This Onsite Pop-up Plant Turns Excavation Waste into Building Material

A promising new applications technology and innovative thinking reblogged from ARCHDAILY  
This Onsite Pop-up Plant Turns Excavation Waste into Building Material, Courtesy of Watershed Materials

Courtesy of Watershed Materials

 

Excavation is usually a bane for real estate developers. To make way for new buildings, truckloads of excavated waste are removed from site in a noisy, time-consuming and gas-guzzling process. Exploring a more sustainable solution, the California-based company Watershed Materials have developed an onsite pop-up plant which repurposes excavated material right at the job site to create concrete masonry units (CMUs) used in the development. By eliminating truck traffic, reusing waste and reducing imported materials, the result is a win for the environment.
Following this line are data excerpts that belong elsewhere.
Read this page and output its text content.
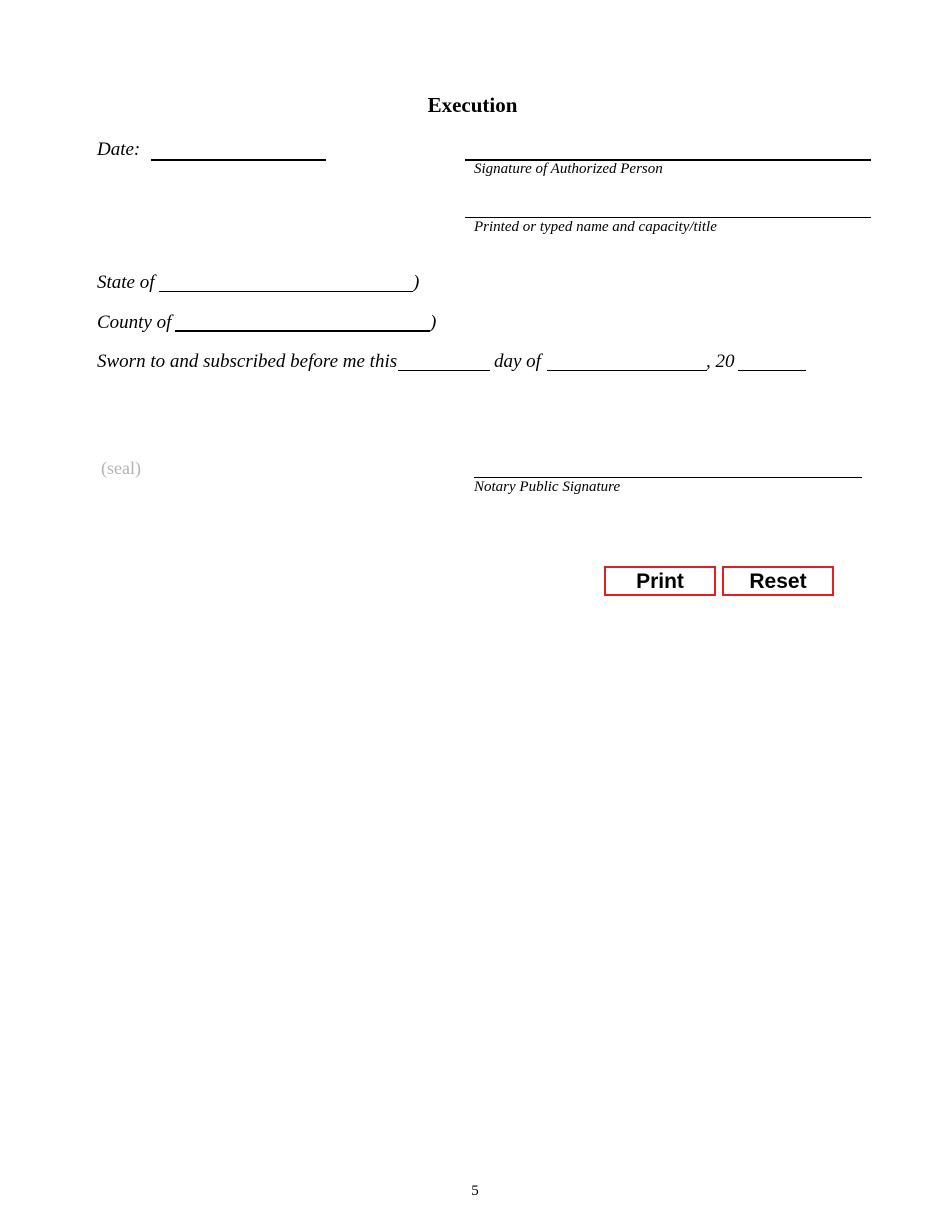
Execution
Date:
Signature of Authorized Person
Printed or typed name and capacity/title
State of	)
County of	)
Sworn to and subscribed before me this	day of	, 20
(seal)
Notary Public Signature
Print	Reset
5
The machine is shown here at Watershed Materials’ pilot block factory and research lab in Napa, California. Image Courtesy of Watershed Materials

The machine is shown here at Watershed Materials’ pilot block factory and research lab in Napa, California. Image Courtesy of Watershed Materials

The pop-up plant itself works by applying ultra-high compression to loose excavation spoils, transforming it into a sustainable CMU. The pressure turns the mineral grains into a sort of sedimentary rock, mimicking the natural geological process of lithification. This unique manufacturing technology is the brainchild of Watershed Materials, who previously developed the compression technique in order to reduce the amount of cement used in concrete blocks by 50%.

Sample structural masonry block produced by Watershed Materials using excavated soil samples from the Kirkham site. Image Courtesy of Watershed Materials

Sample structural masonry block produced by Watershed Materials using excavated soil samples from the Kirkham site. Image Courtesy of Watershed Materials

As the founder of the sustainable building materials startup David Easton points out: “There’s absolutely nothing new about building masonry structures from local materials. Some of the oldest and best-known architecture in the world has been constructed from stone and clay sourced directly on site.” But according to Easton, “what is new and absolutely groundbreaking is that with upgraded technology and improved material science, a construction waste product the developer had to pay to dispose of can now become an asset and provides environmental benefits as well.”

The Kirkham Project Community Plaza, a one-quarter acre accessible open space in the center of the development, provides excellent opportunities for installation of Watershed Materials blocks as pavers and landscaping features. Image Courtesy of Watershed Materials

The Kirkham Project Community Plaza, a one-quarter acre accessible open space in the center of the development, provides excellent opportunities for installation of Watershed Materials blocks as pavers and landscaping features. Image Courtesy of Watershed Materials

The pop-up plant was born when Naomi Porat, development manager of Alpha Group and part of the team working on the Kirkham Project, approached the startup to bring their technology straight to the construction site. The Kirkham Project is an urban infill redevelopment in San Francisco spanning across 445 new housing units, community plazas and gardens. While addressing the city’s need for additional housing, neighbors expressed concern over construction traffic, making it the perfect place to explore this onsite approach.